I have always encouraged CEP to focus on psychological aspects of prescribed drug dependence (see eg. previous post). I was even critical of the RCPsych leaflet (see another previous post) that has caused such disquiet, not least because it's been taken down from the College website before it's been properly reviewed, even though I thought it was generally a helpful leaflet.

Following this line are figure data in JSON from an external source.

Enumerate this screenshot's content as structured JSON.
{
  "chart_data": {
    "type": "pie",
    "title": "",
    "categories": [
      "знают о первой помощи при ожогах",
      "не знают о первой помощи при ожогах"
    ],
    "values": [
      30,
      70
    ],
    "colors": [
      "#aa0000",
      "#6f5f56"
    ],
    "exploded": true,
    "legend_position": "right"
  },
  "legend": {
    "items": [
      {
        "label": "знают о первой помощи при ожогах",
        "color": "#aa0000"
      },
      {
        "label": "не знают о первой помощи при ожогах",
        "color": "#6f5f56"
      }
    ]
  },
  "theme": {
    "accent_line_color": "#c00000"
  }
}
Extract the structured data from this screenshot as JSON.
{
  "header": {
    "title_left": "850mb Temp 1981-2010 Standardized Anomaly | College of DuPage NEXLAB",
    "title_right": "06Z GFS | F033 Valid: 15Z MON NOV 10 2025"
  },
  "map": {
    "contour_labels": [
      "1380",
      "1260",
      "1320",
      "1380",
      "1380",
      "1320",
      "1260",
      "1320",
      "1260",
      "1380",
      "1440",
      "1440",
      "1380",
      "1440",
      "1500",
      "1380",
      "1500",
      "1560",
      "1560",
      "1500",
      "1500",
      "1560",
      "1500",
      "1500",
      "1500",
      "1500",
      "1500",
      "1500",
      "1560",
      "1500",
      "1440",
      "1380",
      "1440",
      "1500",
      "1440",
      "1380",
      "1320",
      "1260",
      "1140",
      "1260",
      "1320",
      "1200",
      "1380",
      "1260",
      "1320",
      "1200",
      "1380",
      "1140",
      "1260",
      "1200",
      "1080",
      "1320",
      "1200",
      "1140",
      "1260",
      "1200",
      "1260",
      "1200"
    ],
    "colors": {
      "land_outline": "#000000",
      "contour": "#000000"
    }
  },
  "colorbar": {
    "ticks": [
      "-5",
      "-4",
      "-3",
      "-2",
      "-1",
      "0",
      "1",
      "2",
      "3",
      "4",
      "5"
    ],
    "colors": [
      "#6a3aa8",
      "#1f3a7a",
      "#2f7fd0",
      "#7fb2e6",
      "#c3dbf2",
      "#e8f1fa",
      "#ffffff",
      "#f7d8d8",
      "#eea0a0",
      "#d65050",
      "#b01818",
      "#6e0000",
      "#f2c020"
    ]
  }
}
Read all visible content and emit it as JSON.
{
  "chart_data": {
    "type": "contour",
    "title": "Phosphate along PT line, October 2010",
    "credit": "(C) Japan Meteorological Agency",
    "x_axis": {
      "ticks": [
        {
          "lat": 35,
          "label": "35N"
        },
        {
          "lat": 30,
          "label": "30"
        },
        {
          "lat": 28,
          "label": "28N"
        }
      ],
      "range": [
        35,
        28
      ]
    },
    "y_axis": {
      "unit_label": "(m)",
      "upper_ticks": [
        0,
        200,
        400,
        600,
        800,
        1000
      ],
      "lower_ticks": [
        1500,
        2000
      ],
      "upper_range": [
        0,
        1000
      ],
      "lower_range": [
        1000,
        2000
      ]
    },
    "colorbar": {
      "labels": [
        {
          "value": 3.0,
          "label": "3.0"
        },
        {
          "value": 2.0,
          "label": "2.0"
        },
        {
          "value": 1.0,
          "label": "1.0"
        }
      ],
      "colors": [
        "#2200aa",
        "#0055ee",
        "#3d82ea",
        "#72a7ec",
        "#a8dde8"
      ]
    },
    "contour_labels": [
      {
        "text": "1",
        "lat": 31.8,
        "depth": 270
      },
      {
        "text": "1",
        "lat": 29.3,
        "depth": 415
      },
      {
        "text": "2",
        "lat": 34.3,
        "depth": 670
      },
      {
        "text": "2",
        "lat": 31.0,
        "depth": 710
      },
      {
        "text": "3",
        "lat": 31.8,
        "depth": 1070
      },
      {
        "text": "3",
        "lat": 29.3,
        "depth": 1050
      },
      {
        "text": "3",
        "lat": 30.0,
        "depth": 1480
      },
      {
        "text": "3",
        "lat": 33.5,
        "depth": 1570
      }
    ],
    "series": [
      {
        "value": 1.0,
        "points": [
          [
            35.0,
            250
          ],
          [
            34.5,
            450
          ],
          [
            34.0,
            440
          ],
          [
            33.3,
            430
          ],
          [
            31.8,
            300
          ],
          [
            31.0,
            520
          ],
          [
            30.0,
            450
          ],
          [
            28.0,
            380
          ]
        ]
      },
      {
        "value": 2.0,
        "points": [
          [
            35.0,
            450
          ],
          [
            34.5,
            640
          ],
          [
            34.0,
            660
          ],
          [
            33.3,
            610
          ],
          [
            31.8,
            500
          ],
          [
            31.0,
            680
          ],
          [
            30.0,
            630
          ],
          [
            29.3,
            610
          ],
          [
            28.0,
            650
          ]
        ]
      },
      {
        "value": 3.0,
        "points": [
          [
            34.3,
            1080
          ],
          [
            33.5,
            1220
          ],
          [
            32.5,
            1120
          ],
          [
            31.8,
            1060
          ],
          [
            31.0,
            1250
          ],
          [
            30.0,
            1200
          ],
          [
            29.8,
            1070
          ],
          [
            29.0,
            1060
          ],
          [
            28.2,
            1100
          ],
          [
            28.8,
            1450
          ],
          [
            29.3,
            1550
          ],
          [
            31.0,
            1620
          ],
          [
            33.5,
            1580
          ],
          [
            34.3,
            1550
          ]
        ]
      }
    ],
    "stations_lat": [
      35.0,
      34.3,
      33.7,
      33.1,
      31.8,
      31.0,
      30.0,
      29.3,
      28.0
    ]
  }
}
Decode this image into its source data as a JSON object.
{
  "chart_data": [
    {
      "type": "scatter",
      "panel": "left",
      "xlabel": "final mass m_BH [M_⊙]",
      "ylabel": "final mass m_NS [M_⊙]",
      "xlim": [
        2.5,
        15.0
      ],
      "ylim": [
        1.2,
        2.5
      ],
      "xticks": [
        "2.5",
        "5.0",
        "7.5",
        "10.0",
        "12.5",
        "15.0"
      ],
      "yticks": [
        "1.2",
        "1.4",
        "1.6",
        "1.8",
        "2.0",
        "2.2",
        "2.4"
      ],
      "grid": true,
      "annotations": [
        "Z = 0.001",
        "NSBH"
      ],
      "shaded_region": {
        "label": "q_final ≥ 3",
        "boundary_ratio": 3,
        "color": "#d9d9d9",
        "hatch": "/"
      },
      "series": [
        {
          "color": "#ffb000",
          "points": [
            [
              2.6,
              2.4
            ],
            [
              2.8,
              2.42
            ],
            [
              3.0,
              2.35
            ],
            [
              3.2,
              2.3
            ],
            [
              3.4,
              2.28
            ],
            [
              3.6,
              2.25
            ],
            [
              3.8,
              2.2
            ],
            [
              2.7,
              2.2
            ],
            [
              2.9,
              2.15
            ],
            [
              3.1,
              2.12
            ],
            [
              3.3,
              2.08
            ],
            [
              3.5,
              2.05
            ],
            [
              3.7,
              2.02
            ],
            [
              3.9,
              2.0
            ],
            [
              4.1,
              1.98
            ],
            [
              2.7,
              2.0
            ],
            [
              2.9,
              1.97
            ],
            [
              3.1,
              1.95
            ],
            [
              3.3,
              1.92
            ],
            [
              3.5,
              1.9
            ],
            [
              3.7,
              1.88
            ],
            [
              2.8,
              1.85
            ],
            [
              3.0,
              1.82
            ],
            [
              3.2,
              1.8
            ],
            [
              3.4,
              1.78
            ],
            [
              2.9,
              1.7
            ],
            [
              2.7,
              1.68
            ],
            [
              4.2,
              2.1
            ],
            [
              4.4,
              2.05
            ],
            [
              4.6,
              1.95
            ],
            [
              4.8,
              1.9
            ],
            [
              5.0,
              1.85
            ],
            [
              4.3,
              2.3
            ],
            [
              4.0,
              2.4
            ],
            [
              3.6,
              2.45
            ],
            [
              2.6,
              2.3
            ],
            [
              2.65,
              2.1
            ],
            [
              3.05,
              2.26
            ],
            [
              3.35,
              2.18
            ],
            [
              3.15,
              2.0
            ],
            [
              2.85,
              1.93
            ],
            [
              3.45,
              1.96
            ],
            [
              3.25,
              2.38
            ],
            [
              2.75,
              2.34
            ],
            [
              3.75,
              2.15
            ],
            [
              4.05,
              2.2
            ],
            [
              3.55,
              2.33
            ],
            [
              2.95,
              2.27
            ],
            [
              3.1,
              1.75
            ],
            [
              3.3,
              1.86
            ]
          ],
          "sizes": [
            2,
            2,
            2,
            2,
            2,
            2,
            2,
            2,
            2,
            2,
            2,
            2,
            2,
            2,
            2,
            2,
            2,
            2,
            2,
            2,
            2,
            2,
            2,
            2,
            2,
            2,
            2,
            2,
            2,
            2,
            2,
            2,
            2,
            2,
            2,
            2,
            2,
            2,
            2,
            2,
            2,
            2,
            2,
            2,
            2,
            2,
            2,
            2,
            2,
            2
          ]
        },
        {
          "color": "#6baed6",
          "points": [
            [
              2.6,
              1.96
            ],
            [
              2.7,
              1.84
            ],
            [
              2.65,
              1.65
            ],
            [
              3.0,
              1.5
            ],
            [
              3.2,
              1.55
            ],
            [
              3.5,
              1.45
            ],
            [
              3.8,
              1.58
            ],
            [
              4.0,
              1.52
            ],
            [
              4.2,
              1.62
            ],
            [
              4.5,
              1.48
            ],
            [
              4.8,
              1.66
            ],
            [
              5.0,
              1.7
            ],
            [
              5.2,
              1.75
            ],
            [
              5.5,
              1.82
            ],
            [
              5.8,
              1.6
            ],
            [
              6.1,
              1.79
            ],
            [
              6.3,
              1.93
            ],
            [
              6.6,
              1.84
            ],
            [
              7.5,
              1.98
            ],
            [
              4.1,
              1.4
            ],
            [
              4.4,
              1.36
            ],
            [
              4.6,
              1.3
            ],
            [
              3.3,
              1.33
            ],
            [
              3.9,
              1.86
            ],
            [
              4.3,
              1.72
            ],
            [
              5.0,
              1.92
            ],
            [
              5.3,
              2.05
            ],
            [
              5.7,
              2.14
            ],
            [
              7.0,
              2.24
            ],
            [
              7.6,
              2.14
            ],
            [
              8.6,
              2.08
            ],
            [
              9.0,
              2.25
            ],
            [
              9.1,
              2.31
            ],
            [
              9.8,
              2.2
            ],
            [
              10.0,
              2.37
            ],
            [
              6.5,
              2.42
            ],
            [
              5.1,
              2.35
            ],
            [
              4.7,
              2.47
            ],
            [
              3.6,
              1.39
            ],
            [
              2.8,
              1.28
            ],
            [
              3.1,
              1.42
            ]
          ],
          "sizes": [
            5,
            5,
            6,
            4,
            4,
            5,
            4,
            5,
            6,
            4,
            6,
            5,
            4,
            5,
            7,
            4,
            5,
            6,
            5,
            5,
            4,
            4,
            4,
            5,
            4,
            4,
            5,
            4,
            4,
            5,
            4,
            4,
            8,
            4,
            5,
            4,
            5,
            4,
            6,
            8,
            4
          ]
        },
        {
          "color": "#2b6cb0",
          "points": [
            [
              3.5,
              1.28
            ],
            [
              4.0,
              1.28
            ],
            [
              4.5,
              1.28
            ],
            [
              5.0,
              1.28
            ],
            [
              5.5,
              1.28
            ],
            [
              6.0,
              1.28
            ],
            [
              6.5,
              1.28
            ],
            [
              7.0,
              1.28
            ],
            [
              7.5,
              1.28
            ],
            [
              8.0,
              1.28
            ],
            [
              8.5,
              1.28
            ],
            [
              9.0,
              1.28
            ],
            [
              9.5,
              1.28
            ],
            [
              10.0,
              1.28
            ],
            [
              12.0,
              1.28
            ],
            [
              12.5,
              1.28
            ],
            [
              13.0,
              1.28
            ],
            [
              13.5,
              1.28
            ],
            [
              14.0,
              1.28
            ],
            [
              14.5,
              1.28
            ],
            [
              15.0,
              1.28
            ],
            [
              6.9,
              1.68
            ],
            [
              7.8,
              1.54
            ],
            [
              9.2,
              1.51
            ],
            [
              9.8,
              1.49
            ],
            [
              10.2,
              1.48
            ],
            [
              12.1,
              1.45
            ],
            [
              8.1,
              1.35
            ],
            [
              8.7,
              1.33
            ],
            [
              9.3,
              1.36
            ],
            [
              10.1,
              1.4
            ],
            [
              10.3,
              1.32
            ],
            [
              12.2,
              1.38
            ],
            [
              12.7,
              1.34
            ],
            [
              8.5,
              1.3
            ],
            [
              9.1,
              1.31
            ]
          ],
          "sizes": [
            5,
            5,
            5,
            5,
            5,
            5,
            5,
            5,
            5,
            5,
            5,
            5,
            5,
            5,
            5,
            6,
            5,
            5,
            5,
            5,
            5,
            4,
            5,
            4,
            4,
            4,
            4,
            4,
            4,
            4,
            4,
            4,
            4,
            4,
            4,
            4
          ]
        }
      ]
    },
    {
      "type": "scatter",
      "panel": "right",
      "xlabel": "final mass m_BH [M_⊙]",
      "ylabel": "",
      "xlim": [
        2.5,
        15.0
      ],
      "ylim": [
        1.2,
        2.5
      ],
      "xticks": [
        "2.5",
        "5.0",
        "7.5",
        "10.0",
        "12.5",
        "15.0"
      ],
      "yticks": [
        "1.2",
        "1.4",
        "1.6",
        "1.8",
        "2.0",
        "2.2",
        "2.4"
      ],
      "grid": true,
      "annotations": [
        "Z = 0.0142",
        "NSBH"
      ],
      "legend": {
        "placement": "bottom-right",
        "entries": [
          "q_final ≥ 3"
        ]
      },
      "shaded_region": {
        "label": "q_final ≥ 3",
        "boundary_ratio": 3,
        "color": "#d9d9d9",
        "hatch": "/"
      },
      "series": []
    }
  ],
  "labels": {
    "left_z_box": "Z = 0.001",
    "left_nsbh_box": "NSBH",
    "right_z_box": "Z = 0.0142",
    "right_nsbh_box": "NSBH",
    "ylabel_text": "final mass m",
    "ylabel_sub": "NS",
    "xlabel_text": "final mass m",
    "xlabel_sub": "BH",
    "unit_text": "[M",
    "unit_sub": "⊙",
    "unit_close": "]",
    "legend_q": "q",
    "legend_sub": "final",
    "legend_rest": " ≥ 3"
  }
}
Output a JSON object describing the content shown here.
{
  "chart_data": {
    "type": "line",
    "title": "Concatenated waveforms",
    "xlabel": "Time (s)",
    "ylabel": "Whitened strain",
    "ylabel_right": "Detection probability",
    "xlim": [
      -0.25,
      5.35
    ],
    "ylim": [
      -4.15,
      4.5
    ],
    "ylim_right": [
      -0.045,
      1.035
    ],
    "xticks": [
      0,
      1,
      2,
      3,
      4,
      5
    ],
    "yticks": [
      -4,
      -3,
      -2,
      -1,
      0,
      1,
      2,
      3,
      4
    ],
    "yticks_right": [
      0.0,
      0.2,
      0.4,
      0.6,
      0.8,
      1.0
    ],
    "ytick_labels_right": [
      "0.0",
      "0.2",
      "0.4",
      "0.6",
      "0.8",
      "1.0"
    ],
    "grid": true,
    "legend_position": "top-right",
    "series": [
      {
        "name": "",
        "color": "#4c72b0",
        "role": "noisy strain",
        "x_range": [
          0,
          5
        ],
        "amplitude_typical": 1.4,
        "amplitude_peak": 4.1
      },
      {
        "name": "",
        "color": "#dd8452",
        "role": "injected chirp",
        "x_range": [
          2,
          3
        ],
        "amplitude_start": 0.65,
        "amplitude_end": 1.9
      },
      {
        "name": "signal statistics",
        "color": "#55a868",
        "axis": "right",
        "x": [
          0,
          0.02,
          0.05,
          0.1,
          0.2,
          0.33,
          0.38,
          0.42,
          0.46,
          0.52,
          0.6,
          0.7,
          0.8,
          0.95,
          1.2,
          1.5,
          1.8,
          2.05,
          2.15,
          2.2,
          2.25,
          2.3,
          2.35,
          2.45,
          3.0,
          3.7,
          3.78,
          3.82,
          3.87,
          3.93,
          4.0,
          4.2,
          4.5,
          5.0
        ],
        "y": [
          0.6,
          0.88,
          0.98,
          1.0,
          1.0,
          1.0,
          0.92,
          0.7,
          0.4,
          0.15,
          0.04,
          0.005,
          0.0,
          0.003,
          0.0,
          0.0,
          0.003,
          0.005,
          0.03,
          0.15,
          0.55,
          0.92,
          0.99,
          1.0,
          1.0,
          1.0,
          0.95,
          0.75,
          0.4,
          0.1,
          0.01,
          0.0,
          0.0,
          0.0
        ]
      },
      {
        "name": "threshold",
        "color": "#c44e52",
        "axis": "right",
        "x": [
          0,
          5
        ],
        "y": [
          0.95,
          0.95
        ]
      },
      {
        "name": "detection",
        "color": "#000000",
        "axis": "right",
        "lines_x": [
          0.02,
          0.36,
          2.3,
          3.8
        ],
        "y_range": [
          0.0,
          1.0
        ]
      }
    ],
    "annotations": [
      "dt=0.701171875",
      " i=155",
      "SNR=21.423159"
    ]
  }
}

By the way, from the interview today, Clare Gerada, like her husband (see post), doesn't seem to believe in the placebo amplification hypothesis of apparent antidepressant efficacy, and I'm not sure why .


Anonymous said...

Well said Duncan - Could you please give a reference for the letter which was signed by you and others? many will be so thankfull that at last people are speaking out openly in public forums rather than just amongst professional groups. the more the disgraceful attempt to dupe the public is outed the more people will be spared the high possibility of suffering adverse effects of psychiatric drugs. Clare should be ashamed of herself not least for declaring that in 30 years she has not had any experience of indivividuals suffering from withdrawal or other negative symptoms. I think most people would have seen through the silliness of claiming tht a person had been through the door only yesterday claiming as a result of the study that they now can take the drugs which have been helping so much without worrying. Leave that nonsense to politicians. The claim is simply so disengenuous - statistically over a period of her time even if part time as a GP there will have been some who have had serious negative experiences as with most drugs. She is as angry about the public being informed when the publicity machine has been able to keep the truth largely under wraps. As a cliician she should be using evidence to inform rather than her biased opinion. But readers please do read the David Healy blog and the Rxisk blog to see for yourselves what the physical NOT JUST PSYCHOLOGICAL harms which which Duncan has pointed out are experienced by those who have take anti depressants (and other psychiatric drugs) often without any warning of possible side effects or help to withdraw. Again Clare was disengenuous by muddling the understanding of 'addictive' with the addiction to street drugs ...the issue is not on the same. Shame shame shame on them - why have so few been left to shoulder the burden of exposing what has been happening for many years? Paradoxically they have brought the institutions into even more disrepute and undermined public triust in the people first mantra - the idea of partnership and transparency has been shown to be a sham .Susanne Stevens

Anonymous said...

Apologies Duncan I missed the link and enormous thanks for publishing the whole letter with responses from the college. Hope you will keep followers of your blog updated. susanne

Unknown said...

This is disturbing. Obviously psychiatrists would want to hide the dependency-forming tendencies of the drugs they provide. It would be a warning signal for people who were considering taking them. Evidence of this tendency to dependency formation would cut into the business of psychiatrists who are committed to the biomedical model of mental illness. Just pop a pill and you're cured.